Just For Fun Personal Travel

Meeting Charlie: an awkward encounter in South Africa

Do not run, do not run; the words echo around my head, words spoken a few moments earlier in a rushed hiss by our ranger. Easier said than done when a fully-grown bull elephant with pointy looking tusks is, for lack of a better term, starting on you. Honeymooning amongst South Africa’s glorious nature, we had arrived at our spectacular safari lodge in a haze; partially excitement, partially the welcome glass of wine. This moment was supposed to be the crowning glory of my first ever safari: sundowner drinks as Charlie, said bull elephant, meandered past at a comfortable distance. I now see that I was a little too eager, perhaps another side-effect of that welcome glass of wine, to step away from the safety of the jeep, as nature, in her wily way, gave things an unpredictable twist. So here I am, huddled penguin-esque with four other people, three of them new acquaintances and one a new husband, marooned 30 metres from any form of shelter. Heart pounding, my panicked litany screams through my head.
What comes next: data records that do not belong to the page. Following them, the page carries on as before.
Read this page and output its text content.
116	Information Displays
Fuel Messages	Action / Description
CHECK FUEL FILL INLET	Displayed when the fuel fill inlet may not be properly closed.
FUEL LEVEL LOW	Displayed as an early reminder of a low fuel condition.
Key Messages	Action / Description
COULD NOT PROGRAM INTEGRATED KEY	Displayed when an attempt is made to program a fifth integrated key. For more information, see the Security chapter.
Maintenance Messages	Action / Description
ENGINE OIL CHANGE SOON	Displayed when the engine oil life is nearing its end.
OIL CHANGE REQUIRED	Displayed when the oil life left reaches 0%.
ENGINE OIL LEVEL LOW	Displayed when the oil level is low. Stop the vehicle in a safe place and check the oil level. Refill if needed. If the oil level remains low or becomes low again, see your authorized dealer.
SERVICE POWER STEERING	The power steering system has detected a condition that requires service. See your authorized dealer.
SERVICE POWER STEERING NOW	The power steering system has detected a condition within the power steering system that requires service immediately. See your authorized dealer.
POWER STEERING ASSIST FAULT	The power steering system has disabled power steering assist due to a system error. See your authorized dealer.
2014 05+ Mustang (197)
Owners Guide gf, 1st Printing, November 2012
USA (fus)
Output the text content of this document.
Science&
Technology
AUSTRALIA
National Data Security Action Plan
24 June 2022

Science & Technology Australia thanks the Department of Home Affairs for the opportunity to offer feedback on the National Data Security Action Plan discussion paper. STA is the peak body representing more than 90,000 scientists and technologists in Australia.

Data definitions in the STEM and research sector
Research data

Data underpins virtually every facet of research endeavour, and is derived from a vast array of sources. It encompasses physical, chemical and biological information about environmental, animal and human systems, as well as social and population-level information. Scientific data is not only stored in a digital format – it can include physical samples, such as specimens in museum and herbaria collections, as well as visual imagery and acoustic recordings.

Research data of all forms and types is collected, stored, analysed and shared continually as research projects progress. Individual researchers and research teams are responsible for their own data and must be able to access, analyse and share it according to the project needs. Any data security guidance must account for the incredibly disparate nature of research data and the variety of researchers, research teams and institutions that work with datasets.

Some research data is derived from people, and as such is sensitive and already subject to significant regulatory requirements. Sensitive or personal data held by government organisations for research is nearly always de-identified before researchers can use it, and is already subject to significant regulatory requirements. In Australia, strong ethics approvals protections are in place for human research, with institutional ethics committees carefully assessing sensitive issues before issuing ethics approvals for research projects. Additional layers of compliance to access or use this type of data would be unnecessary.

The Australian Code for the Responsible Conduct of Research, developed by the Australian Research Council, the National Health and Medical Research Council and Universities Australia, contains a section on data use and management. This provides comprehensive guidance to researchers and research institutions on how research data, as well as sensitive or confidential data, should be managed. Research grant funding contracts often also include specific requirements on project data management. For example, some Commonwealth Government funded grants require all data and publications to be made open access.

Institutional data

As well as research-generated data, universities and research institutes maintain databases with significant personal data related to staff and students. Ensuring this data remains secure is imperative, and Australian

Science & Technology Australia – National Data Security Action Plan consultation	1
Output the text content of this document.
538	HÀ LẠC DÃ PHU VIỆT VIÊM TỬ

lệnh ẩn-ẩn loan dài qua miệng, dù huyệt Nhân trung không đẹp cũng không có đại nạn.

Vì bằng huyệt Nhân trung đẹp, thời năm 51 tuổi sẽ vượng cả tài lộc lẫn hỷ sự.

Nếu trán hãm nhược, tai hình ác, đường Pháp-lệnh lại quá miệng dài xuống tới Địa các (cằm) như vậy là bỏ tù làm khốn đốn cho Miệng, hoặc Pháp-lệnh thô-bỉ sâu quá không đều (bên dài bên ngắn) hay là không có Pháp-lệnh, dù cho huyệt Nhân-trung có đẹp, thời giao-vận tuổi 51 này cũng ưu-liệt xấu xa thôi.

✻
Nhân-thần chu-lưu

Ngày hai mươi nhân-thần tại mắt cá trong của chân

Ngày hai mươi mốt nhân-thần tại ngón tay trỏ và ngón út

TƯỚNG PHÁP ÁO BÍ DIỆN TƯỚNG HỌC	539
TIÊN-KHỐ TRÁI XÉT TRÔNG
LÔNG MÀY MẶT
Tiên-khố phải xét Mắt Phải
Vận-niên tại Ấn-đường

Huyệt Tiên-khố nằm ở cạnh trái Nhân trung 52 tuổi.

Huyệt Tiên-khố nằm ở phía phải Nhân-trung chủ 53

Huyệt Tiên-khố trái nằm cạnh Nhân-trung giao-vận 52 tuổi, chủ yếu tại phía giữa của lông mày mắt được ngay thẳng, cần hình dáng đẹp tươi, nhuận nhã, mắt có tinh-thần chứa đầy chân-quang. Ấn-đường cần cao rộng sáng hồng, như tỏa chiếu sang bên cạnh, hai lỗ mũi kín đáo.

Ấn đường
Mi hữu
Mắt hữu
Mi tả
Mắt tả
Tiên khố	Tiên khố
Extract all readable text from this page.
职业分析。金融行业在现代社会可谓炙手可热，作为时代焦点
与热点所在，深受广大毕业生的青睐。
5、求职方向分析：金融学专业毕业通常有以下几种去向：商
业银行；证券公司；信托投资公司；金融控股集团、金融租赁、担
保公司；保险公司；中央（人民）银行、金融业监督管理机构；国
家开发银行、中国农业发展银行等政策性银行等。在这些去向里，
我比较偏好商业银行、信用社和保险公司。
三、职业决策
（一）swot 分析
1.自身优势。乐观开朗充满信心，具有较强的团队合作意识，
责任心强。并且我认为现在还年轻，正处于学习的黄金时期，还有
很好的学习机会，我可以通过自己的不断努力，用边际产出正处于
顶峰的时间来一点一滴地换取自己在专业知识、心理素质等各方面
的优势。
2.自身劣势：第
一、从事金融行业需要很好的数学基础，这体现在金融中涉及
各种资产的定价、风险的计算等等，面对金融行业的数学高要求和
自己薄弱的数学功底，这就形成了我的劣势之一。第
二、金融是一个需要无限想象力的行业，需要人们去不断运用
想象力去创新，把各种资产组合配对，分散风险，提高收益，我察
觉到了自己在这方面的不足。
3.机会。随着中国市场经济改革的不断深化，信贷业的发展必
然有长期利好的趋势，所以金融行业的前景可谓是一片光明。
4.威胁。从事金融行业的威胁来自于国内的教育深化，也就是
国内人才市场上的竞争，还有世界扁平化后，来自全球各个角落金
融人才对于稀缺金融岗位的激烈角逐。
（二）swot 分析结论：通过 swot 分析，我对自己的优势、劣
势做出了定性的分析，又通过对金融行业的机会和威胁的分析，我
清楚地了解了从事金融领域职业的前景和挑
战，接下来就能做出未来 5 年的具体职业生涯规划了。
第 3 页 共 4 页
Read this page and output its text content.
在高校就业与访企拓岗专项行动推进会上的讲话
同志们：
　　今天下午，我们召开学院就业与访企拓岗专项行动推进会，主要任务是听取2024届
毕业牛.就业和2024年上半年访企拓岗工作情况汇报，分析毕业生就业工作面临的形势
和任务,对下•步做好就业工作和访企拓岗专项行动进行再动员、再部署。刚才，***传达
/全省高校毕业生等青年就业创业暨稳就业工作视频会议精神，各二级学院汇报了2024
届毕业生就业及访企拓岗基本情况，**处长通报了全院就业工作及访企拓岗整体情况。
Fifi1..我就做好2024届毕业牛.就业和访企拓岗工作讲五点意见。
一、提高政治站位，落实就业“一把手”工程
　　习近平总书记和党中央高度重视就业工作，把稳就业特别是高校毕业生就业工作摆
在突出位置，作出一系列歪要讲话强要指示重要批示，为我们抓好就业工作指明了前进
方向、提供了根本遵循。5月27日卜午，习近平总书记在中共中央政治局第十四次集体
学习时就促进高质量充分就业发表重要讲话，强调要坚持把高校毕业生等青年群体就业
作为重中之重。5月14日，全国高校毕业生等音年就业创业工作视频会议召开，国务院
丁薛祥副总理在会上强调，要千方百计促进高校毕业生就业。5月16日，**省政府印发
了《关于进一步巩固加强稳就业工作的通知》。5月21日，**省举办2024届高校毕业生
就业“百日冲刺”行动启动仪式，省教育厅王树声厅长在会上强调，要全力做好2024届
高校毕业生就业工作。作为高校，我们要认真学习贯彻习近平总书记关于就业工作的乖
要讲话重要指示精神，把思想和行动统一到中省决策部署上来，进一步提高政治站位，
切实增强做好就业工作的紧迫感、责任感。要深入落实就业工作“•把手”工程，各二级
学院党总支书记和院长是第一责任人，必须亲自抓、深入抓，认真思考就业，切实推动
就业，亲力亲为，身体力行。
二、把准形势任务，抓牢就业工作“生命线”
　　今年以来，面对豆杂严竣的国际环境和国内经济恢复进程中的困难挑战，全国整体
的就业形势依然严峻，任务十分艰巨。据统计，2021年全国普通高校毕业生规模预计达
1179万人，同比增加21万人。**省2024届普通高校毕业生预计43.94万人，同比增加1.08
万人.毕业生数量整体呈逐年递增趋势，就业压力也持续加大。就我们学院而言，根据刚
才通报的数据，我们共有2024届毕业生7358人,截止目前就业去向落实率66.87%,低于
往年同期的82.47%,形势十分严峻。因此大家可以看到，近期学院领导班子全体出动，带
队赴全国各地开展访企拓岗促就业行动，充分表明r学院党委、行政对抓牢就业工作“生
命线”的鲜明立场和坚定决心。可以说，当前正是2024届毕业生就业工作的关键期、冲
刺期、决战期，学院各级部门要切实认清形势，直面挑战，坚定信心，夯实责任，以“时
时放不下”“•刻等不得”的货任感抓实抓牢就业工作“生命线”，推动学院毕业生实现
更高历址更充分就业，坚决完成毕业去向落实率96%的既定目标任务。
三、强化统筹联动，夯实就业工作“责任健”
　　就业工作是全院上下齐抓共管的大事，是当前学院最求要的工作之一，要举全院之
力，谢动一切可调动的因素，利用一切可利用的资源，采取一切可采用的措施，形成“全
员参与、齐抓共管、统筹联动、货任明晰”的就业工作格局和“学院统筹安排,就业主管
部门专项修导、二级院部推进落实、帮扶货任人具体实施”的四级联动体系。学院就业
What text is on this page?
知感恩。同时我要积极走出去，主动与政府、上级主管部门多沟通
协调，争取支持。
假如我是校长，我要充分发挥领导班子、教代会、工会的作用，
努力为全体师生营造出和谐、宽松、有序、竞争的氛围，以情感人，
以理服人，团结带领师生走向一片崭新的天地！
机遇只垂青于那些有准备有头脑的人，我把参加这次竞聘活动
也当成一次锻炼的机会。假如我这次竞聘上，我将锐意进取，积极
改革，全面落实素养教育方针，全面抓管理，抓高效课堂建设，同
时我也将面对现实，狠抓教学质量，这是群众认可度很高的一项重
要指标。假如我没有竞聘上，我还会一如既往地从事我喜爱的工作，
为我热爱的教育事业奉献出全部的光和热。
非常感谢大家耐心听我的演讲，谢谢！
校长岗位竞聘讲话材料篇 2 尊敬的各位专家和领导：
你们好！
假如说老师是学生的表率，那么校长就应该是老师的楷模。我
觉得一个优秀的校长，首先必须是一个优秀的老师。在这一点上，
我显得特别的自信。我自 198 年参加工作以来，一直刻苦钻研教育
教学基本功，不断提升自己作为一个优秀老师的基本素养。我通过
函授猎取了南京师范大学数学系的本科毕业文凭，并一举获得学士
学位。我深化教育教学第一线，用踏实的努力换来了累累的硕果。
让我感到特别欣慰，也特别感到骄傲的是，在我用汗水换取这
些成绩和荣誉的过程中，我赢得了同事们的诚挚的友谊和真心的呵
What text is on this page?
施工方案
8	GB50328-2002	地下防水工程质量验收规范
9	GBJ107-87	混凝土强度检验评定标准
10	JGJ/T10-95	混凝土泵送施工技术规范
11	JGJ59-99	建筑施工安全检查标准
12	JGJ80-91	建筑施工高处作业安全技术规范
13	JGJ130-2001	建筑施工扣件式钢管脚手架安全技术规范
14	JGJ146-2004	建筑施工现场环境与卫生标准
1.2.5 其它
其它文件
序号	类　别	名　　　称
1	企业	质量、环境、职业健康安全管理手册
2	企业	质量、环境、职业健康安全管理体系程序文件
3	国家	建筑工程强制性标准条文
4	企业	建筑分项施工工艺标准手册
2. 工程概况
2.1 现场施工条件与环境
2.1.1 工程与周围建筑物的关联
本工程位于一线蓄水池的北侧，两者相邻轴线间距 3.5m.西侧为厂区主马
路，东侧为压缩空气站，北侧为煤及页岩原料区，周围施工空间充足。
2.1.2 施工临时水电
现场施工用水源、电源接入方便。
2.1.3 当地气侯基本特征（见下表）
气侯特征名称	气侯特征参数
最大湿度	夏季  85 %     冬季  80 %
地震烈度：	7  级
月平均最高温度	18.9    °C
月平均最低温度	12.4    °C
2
Do not run, do not run! Five tonnes of Charlie advances slowly, pausing often to glare at us. It turns out that most animals can sense your fear, and elephants are particularly sensitive, so you have to do your best to appear confident and fearless…fat chance of that, Charlie is big and unimpressed by our, somewhat quaking, presence. Our ranger, cool, calm and collected takes charge, stamping a foot towards the bewildered elephant and opening his arms wide. “Back away slowly” he commands, almost dancing in his intimidation tactics. Inch by inch, step by step, as one we claw our way back to the jeep, heave ourselves in and release a collective breath that’s been held for who knows how long. Held at bay, Charlie watches warily, only starting forward after our ranger has swung himself back into the driver’s seat. Cautiously, curiously Charlie saunters around us, trunk reaching and waving as he inhales unfamiliar scents, investigating what he finds before him. Satisfied, or unimpressed, he loses interest, turns his back and plods back into the grasslands. Over our much-needed sundowners, we could only assume that he was having a bad day.